谷川俊太郎『別れの詩集』(6)(「谷川俊太郎 お別れの会」事務局、2025年05月12日発行)
「詩の書き方」は、「意味」が強い。意味が整ってしまうと、ことばは現実から離れてしまう。ことばだけで完結してしまう。
詩と死は同じように思いがけずぼくらを襲う
シーッ 詩と死は意味の合間の沈黙によって孕まれるもの
「シーッ」という「音」が、ここでは「完結」の罠から逃れて生きている。
「そして」は、どうか。
なんという恩寵
人は
死ねる
そしてという
接続詞だけを
残して
この詩は、この詩集の巻頭に掲げられている「そのあと」を思い起こさせる。
そのあとがある
大切なひとを失ったあと
(略)
そのあとがある
世界に そして
ひとりひとりの心に
「なんという恩寵/人は/死ねる」という詩を書いた谷川は死んだ。「そして」という接続詞のあとに、「詩を残した」と書きつなぐことはできる。

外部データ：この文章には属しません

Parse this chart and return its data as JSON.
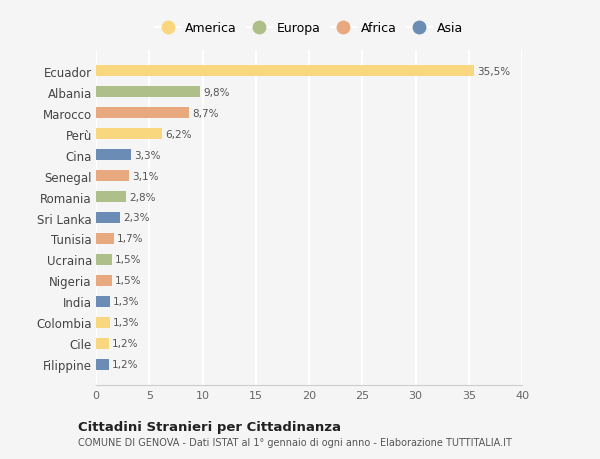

事実や真実は、平凡であれば平凡であるほど、いいと思う。
谷川は死んだ、そして詩が残った。
「よりあいよりあい」の最後の部分。
よろこびにはなんの
りゆうもなくて
あすはちかくてとおい
この詩は、ここで終わっていたらいいのになあ、と思う。最後の一行は、「意味」が強すぎる。特に、谷川が死んだあとでは、そう感じる。最後の一行を、なぜ、谷川は書いたんだろうか。